There have been other shifts in consumer behavior, too. With sustainability in the spotlight, we’re more aware of the impact our purchases have on the planet. As well as making more effort to ‘reduce, reuse and recycle’, there’s increasing buzz about the ‘No Spend Challenge’, where participants commit to cutting out all non-essential purchases for a set period of time: a day, a week, a month – or even a whole year.
In response, many mainstream retailers are now taking steps to ensure their products are ethical and sustainable. Some of teen girls’ favorite brands – including H&M, Gap, Zara and New Look – have already made great strides and this is reflected in their higher-than-average scores on Fashion Revolution’s Transparency List 2019, which maps retailers’ social and environmental policies and practices. This is especially important for brands who want to attract the Gen-Z customers who are actively participating in climate strikes and protests and want to shop sustainably.
The joy of shopping
With Gen Z making up 25 percent of the US population, smart retailers are catering to their tastes. According to a study from RIS and Tata Consulting Services, this means implementing new in-store technologies such as smartphone self checkout, interactive shoppable screens, and virtual try-on for apparel.
Overall, brands are working to bring new, fun and curated experiences to their stores to help drive discovery of the latest trends and overall drive more of a branded experience for their customers.
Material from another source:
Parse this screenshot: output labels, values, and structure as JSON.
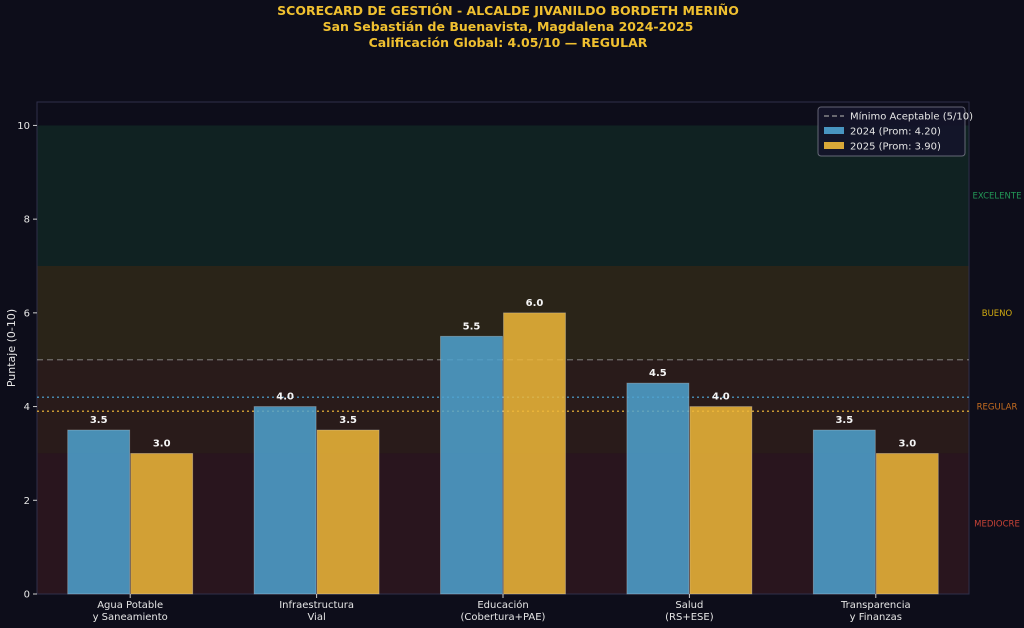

The classic example most often referred to is Apple’s extremely successful retail stores. According to the CEO of Euclid, Brent Franson, “You’ve got the product playground that is the physical experience, supplemented by human beings that can answer questions…It’s a seamless and integrated experience.”
Sephora, is another good example. They have captured the hearts of millions of beauty shoppers and are expanding across the globe in the midst of a decline in retail. It’s not surprising as walking into any store it’s clear they have enhanced the overall experience, integrated in-store technologies to engage their customers, and done a great job cultivating loyalty and using the knowledge they have on their customers to drive recommendations based on their preferences – overall, delivering a more personalzied and engaging shopping experience for their fans.
Bricks and clicks
So what would Gen-Z’s ideal retail shopping experience look like? Generational expert Dr. Eliza Filby believes that young shoppers want the best of both worlds – an offline shopping experience with the convenience of online shopping. For this reason, she says that retailers should think in terms of “bricks and clicks” to create a more fun and social experience.
She echoes the sentiments of Euclid’s Brent Franson: “One of the reasons Apple has become so successful is because you can go to the store to charge your phone, learn how to do new things – and shop. It’s a place of learning and experimentation: where tech meets reality, online and offline.”
As long as retail chains can still deliver on the value, choice and convenience offered by online stores, they have a great opportunity to attract new customers, boost sales and build brand loyalty.
“Great in-store experiences stir teenagers’ dreams, creativity and sense of individual expression,” says Dr Filby. “This is the generation who are true digital natives and so a real experience – as opposed to an online experience – is a novelty.”
So now you know why teens get so excited about an afternoon at the shops. You might dread the crowds, the lines and the loud music but, for Gen-Z, it’s a creative, exciting and inspiring experience, which gives them an opportunity to try on different versions of the person they could grow up to be.
gohenry is not directly affiliated to, or sponsored by, any brands or retailers mentioned in this article.